If it’s taking up space in my home, it better be something I use and get value from.
Give it a try. As you go through everything, don’t ask yourself “could I possibly use this one day?”.
That’s what hoarders ask.
Instead, ask yourself have I used this at all since I bought it? If you did, did you find it useful? Did you get value out of having it available? IE: do you need a kitchen gadget that slices eggs, or one that specifically cuts down the side of an orange, or could you use an amazing all purpose tool called a knife just as effectively?
Do you need 18 sets of bedsheets in your closet, or do you perhaps just require one, possibly two for each bed?
Do you really need 20 pairs of designer shoes? How many is too many? At what point does the value and enjoyment you gain in owning designer shoes start to diminish? Is it after the first pair, the second, the tenth? Would you get more use and enjoyment from them if you only had one?
Try to be critically honest about the value each item brings to your life, and the frequency they get used. If you find yourself wavering, chances are you probably don’t need it.
By doing this you will not only organize and de-clutter your house, you will highlight the types of stuff on which you waste your money the most.
For me it was definitely clothing and DIY tools/materials. I was a sucker for buying things when they were on sale, thinking I might use it at some point, and should get it now while it was a deal. I would then find myself clearing those same items out a year or so later when I would finally realize that not only did I not need them in the first place, they were a total waste of money and definitely not worth the “deal” I got them for.
The more you can educate yourself on what you actually get use from and what you don’t, the more awareness you will have when you are trying to make a purchase decision.

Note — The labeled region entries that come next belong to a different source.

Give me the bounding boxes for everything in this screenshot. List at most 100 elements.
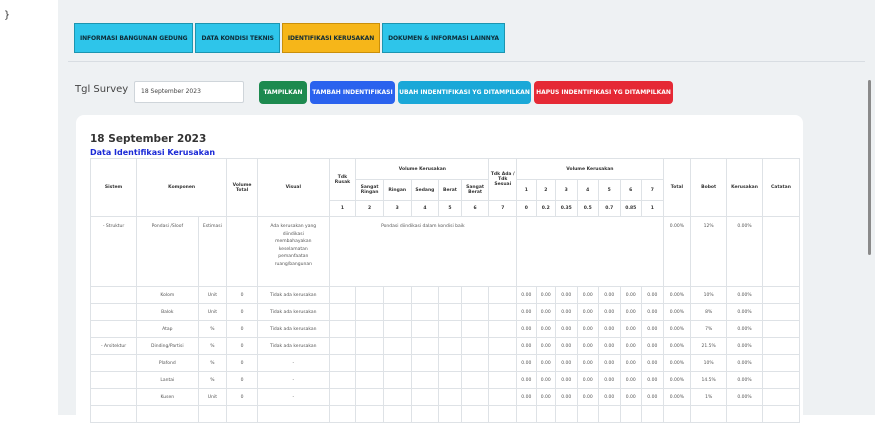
cell-input — [328, 286, 357, 304]
cell-value: 0.00 — [576, 337, 599, 355]
cell-komponen — [136, 405, 199, 423]
cell-value: 0.00 — [619, 371, 642, 389]
cell-input — [355, 286, 384, 304]
tampilkan-button[interactable]: TAMPILKAN — [259, 81, 307, 104]
cell-bobot: 10% — [690, 286, 728, 304]
cell-sistem — [89, 388, 138, 406]
cell-value: 0.00 — [641, 320, 664, 338]
survey-date-input[interactable]: 18 September 2023 — [134, 81, 244, 103]
cell-total: 0.00% — [662, 320, 692, 338]
divider — [68, 61, 865, 62]
cell-value — [576, 405, 599, 423]
cell-value — [598, 405, 621, 423]
cell-unit: Estimasi — [197, 216, 228, 287]
cell-input — [488, 337, 518, 355]
cell-visual: - — [256, 354, 330, 372]
table-row: Kolom Unit 0 Tidak ada kerusakan 0.00 0.00 0.0… — [89, 286, 801, 304]
cell-value: 0.00 — [576, 320, 599, 338]
th-factor: 0.5 — [576, 200, 599, 217]
cell-kerusakan: 0.00% — [726, 320, 763, 338]
card-date-heading: 18 September 2023 — [90, 133, 207, 145]
cell-value — [619, 405, 642, 423]
cell-visual: Tidak ada kerusakan — [256, 320, 330, 338]
th-total: Total — [662, 158, 692, 217]
cell-value: 0.00 — [641, 286, 664, 304]
table-row: - Struktur Pondasi /Sloof Estimasi Ada k… — [89, 216, 801, 287]
th-berat: Berat — [438, 179, 462, 201]
cell-input — [328, 371, 357, 389]
cell-catatan — [761, 286, 801, 304]
cell-input — [460, 320, 490, 338]
cell-input — [410, 303, 440, 321]
cell-input — [328, 320, 357, 338]
th-sangat-ringan: Sangat Ringan — [355, 179, 384, 201]
cell-value: 0.00 — [535, 388, 557, 406]
cell-volume: 0 — [226, 286, 258, 304]
cell-value: 0.00 — [619, 337, 642, 355]
cell-input — [438, 405, 462, 423]
cell-value: 0.00 — [641, 371, 664, 389]
tab-data-kondisi-teknis[interactable]: DATA KONDISI TEKNIS — [195, 23, 280, 53]
cell-value: 0.00 — [555, 388, 578, 406]
cell-value: 0.00 — [576, 354, 599, 372]
cell-value: 0.00 — [598, 388, 621, 406]
cell-unit: Unit — [197, 286, 228, 304]
cell-input — [382, 286, 412, 304]
tab-bar: INFORMASI BANGUNAN GEDUNG DATA KONDISI T… — [74, 23, 505, 53]
cell-value: 0.00 — [555, 286, 578, 304]
page-scrollbar[interactable] — [868, 80, 871, 255]
th-weight: 7 — [488, 200, 518, 217]
main-panel: INFORMASI BANGUNAN GEDUNG DATA KONDISI T… — [58, 0, 875, 425]
th-sistem: Sistem — [89, 158, 138, 217]
cell-total: 0.00% — [662, 286, 692, 304]
cell-input — [328, 337, 357, 355]
cell-sistem — [89, 286, 138, 304]
th-num: 2 — [535, 179, 557, 201]
cell-value: 0.00 — [555, 371, 578, 389]
th-volume-kerusakan-2: Volume Kerusakan — [516, 158, 664, 180]
table-row: Plafond% 0-0.00 0.00 0.00 0.00 0.00 0.00 0.00 0.… — [89, 354, 801, 372]
cell-komponen: Dinding/Partisi — [136, 337, 199, 355]
tambah-identifikasi-button[interactable]: TAMBAH INDENTIFIKASI — [310, 81, 395, 104]
cell-bobot: 14.5% — [690, 371, 728, 389]
cell-value: 0.00 — [641, 388, 664, 406]
cell-value: 0.00 — [598, 371, 621, 389]
th-factor: 0.85 — [619, 200, 642, 217]
cell-value: 0.00 — [535, 371, 557, 389]
cell-total: 0.00% — [662, 303, 692, 321]
cell-total: 0.00% — [662, 216, 692, 287]
th-weight: 4 — [410, 200, 440, 217]
cell-total: 0.00% — [662, 388, 692, 406]
th-volume-kerusakan: Volume Kerusakan — [355, 158, 490, 180]
th-factor: 0.7 — [598, 200, 621, 217]
cell-unit: % — [197, 354, 228, 372]
cell-komponen: Balok — [136, 303, 199, 321]
table-row: - Arsitektur Dinding/Partisi% 0 Tidak ada k… — [89, 337, 801, 355]
tab-dokumen-informasi[interactable]: DOKUMEN & INFORMASI LAINNYA — [382, 23, 505, 53]
cell-input — [488, 354, 518, 372]
cell-value: 0.00 — [535, 303, 557, 321]
cell-input — [355, 371, 384, 389]
cell-value — [516, 405, 537, 423]
tab-identifikasi-kerusakan[interactable]: IDENTIFIKASI KERUSAKAN — [281, 23, 381, 53]
cell-input — [382, 303, 412, 321]
ubah-identifikasi-button[interactable]: UBAH INDENTIFIKASI YG DITAMPILKAN — [398, 81, 531, 104]
cell-volume: 0 — [226, 371, 258, 389]
th-visual: Visual — [256, 158, 330, 217]
hapus-identifikasi-button[interactable]: HAPUS INDENTIFIKASI YG DITAMPILKAN — [534, 81, 673, 104]
cell-input — [460, 303, 490, 321]
cell-volume: 0 — [226, 320, 258, 338]
cell-kerusakan: 0.00% — [726, 337, 763, 355]
tab-informasi-bangunan[interactable]: INFORMASI BANGUNAN GEDUNG — [74, 23, 194, 53]
th-weight: 2 — [355, 200, 384, 217]
cell-sistem: - Arsitektur — [89, 337, 138, 355]
cell-bobot: 10% — [690, 354, 728, 372]
cell-input — [355, 320, 384, 338]
cell-value: 0.00 — [598, 354, 621, 372]
table-row — [89, 405, 801, 423]
cell-bobot: 1% — [690, 388, 728, 406]
cell-value: 0.00 — [598, 286, 621, 304]
cell-sistem — [89, 303, 138, 321]
cell-sistem — [89, 320, 138, 338]
th-factor: 0.2 — [535, 200, 557, 217]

Building this awareness should help you avoid repeating purchase mistakes in the future, and essentially throwing money away. There’s no doubt I’ve trimmed thousands of dollars annually from my spending habits, just by regularly clearing the clutter.
The Benefits Are More Than Financial
The mental benefits and clarity that come with having an organized house that isn’t bursting at the seams with stuff is worth its weight in gold. Just like simplifying your schedule, simplifying your stuff can reduce stress in your life.
Having less makes it easier to care for and keep your home clean, which frees up time to spend on the things you want to prioritize in life, like your finances.
Not to mention that you should try to sell the majority of stuff that you get rid of. Even the small stuff. So many people say, oh I’d only get $5 for it, it’s not worth my time. Sure, maybe, but if you have a couple hundred items that are only worth $5, that starts to add up really quickly and suddenly becomes well worth your time.
Plus not everything needs to be sold individually, it’s often really easy to sell a group of items, such as lots of kitchenware, clothing, tools etc.
The Bottom Line
I’m not suggesting everyone should turn into a minimalist, but I think it’s a safe bet that the vast majority of us have far beyond what we need, and could not only afford too, but benefit from paring things down.
Whatever your income level, we all have room to reduce our spending by critically evaluating what we really need in life and what we truly gain value from.
After all, if we can’t learn to more accurately identify our own wants vs. needs and avoid overspending, what hope do we have in helping our kids generation avoid the materialism trap and find their own path to Financial Freedom.